If a conspiracy suggestion is on the Front Page, does it still count? If it's a hint, a whisper, an intimation, rather than a direct call-out, does that exempt it?
A note: this is my first real 'it's been bugging me for a couple of days and I have to write about it' diary, so please read the whole thing before you decide I'm just doing this to tick people off.
I know quite well that there are major class divisions in this country, and that the differences in income and wealth got to the WTF point years ago. I don't know how to fix it, but I do know that solving any problem calls for not getting sidetracked into simplistic explanations.
I like the work Laura Clawson has been doing - usually a lot - but this does not add to the solution. Yes, productivity and wage growth started to diverge in the early '70s, but there are more complex reasons for that divergence than are apparent in the graph. Follow me below the confused octopus for a fuller explanation of my thoughts on this.
Original graph from Thursday's FP diary
A little background here - my mother was a secretary. Back in the '50s I used to tag along with her when she had to work on Saturdays, so I saw the whole range of what was a 'modern' office at that point. Plug board telephone system, manual typewriters, seven copies of every letter in different colored paper for various files that needed to be kept up, etc., etc.. When I was an engineering student, I hung around with the secretaries while I was doing co-op work, because they were the only other women around. After I got my degree in 1970, I did a lot of clerical temping during my burnout periods. So, I've got a pretty good idea of how the clerical workforce changed over the period.
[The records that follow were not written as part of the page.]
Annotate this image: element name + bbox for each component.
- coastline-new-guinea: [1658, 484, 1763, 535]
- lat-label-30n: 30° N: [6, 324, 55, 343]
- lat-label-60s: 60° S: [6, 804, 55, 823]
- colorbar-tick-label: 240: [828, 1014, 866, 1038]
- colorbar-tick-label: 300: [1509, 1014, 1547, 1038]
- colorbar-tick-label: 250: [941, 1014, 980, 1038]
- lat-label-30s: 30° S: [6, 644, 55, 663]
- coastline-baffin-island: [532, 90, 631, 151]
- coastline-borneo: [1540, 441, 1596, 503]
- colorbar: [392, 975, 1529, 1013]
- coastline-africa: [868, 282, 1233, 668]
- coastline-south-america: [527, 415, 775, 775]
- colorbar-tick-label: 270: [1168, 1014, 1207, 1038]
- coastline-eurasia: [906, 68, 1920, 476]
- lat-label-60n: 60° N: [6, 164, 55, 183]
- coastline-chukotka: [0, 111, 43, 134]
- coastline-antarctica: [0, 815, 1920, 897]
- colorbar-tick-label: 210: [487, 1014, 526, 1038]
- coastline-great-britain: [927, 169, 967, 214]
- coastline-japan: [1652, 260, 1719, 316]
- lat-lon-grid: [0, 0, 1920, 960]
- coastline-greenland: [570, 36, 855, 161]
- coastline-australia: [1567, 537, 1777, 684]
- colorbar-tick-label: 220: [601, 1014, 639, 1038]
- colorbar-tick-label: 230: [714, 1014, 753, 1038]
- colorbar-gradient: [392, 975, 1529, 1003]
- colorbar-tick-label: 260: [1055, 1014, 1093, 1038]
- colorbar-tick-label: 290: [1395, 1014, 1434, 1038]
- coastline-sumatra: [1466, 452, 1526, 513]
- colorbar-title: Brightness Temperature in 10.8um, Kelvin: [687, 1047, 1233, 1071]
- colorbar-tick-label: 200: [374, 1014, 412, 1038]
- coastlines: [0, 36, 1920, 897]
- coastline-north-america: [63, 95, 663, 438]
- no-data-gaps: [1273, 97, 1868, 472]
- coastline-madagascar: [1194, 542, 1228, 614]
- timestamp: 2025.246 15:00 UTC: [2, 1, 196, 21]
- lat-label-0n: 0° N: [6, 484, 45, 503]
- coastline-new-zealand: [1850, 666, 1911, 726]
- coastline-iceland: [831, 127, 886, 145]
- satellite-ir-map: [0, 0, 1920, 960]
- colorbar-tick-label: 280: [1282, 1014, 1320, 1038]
Okay. Here's my alternative explanation. Up until the 1960s, the vast majority of changes in workforce productivity were in non-clerical jobs. Clerical productivity pretty much stagnated. Beginning in the '60s, all kinds of changes in office systems started showing up. I tend to think that the first major change was the Xerox copier, but it might have been the telephone switchboard. To say that secretaries embraced those changes would be to vastly understate the reaction. And then came the electric typewriter. And the IBM Selectric. And the IBM PC. And WordStar and Lotus 1-2-3, each of which was a really great addition to the workplace. And computer networking, the internet and T-1 lines, and... Clerical productivity soared over a period of about 30 years. A study from 1986 shows how the clerical sector "The most numerous occupational group in the economy" was responding to new technology at that time. It also shows the slowing growth of the sector, even while businesses were expanding.
When you make farming, or auto production, or packaging, or pretty much anything that produces a consumable product more efficient, that means you can produce more product with the same workforce. When you make clerical work more efficient, it means that you need fewer clerical workers, and most of those you do need are for work which requires less training than it did before. When a secretary/typist is a perk of upper management rather than a necessity for anyone who generates correspondence or reports, that's a major change in staffing.
My guess (and it's only a guess) is that the shift in clerical productivity and the downgrading of the average clerical position accounts for about half of the discrepancy between 1970 and 1990. The rest of it? Well, when efficiencies in production in consumable products get to the point that you can outproduce the needs of your consumers even with a reduced workforce, the incentives for increasing production tend to vanish pretty rapidly. Once that happens, it's a buyer's market in employment. If you don't have to worry about competing with other companies to hire good people, the incentives that would make you offer more money and better perks to hire someone vanish just as fast. I think we hit that tipping point in productivity in a lot of industries in the '80s (maybe even earlier), and the number of industries in which it's happened has been growing ever since.
None of this means the current situation is a good one, only that, one step at a time, each one seemingly a pretty good idea at the time, we've gotten ourselves into a situation where the workforce simply can't use all the people who want to work, at least in the terms we're used to, because we're too good at what we do.
Are there people taking unfair advantage of this? Hell, yes. All over the place. Do we need to do something about it? Hell yes. Did it happen because of some vast 40-year conspiracy? Sorry, but I don't think so.